Dua mantan Gubernur DKI Jakarta, Anies Baswedan dan Basuki Tjahaja Purnama alias Ahok. Pendukung keduanya yang pernah berseteru panjang kini kompak mendukung Pramono Anung-Rano Karno di Pilkada Jakarta 2024. (Kolase Instagram Anies Baswedan-Ahok)
Angin politik selalu sulit ditebak. Barisan pendukung mantan Gubernur DKI Jakarta, Basuki Tjahaja Purnama alias Ahok—yang disebut ‘Ahokers’—kini kompak dengan pendukung mantan Gubernur DKI lainnya, Anies Baswedan atau ‘Anak Abah’ dalam Pemilihan Kepala Daerah (Pilkada) Jakarta. Padahal, pada Pilkada sebelumnya, tahun 2017, kedua kubu ini bagai ’Tom dan Jery’—tak pernah akur.

__________

Pada hari Jumat, 15 November 2024, Anies Baswedan bertemu pasangan calon Gubernur dan Wakil Gubernur (Cagub-Cawagub) Jakarta nomor urut 03 yang diusung PDI Perjuangan, Pramono Anung-Rano Karno. Pertemuan juga dihadiri oleh pendukung dari kedua kubu.

Koordinator Presidium Aliansi Nasional Indonesia Sejahtera (Anies), Laode Basir, mengatakan jika pertemuan Pramono dengan Anies merupakan tanda dukungan dari Anies.
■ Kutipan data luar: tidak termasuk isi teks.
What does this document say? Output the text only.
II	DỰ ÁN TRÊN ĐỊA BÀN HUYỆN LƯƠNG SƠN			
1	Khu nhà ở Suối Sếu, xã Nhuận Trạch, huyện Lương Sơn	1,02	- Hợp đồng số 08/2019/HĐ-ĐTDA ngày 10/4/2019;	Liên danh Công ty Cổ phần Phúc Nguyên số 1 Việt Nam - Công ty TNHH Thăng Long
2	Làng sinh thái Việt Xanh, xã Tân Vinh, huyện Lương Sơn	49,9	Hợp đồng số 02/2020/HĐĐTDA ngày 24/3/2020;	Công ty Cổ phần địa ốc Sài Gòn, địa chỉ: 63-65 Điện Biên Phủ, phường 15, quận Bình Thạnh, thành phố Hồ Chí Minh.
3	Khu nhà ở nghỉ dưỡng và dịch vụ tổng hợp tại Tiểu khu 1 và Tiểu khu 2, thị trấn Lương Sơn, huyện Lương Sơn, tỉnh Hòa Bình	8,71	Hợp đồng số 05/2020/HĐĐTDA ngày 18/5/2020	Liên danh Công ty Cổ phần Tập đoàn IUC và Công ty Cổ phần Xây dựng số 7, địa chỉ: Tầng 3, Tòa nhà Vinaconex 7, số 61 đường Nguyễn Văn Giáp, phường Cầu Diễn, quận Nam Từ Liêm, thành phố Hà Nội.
Maka dari itu, dia  meminta relawan Anies mendukung Pramono.

Bacaan Lainnya

“Pasca sinyal tegas pertemuan Mas Pram dan Anies, saya ingin sampaikan kepada seluruh pendukung Mas Anies, tanda-tanda apalagi yang masih kau ragukan? Sudah tidak ada keraguan,” kata dia, di Jumat itu.

Pasangan Cagub-Cawagub Jakarta, Pramono Anung-Rano Karno, bertemu Anies Baswedan pada hari Jumat, 15 November 2024. (Instagram Pramono Anung/@pramonoanungw)

Pada kesempatan yang sama, Koordinator Ahokers Soeliyanto Rusli mengatakan jika pertemuan Ahokers-Anak Abah—yang merupakan konsekuensi langsung dukungan Anies untuk Pramono-Rano—merupakan sinergi antara relawan Anies dengan Ahok.  

“Kalau teman-teman kita dibawa bilang pertemuan dua kutub, nih, kami Ahokers memang lebih banyak di wilayah utara dan barat. Dan teman-teman kita, Anak Abah ini, kekuatannya cukup kuat di selatan dan timur,” katanya.

“Nah, tengah ini jalurnya, jadi kalau dua kutub ini sudah duduk sama-sama, sudah duduk bareng-bareng, ya, kepada teman-teman Ahoker dan teman-teman Anak Abah yang masih ragu, belum menentukan pilihan, ini sudah jelas, sudah sangat jelas sekali,” tambahnya.

Koordinator Relawan Pramono Anung, Ammarsjah Purba, menilai jika pertemuan dua organisasi relawan tersebut menegaskan bahwa dua pendukung yang sempat berseteru telah bersatu. Menurut Ammarsjad, persatuan menjelang Pilkada bukan hanya terjadi di level elite, namun juga di akar rumput.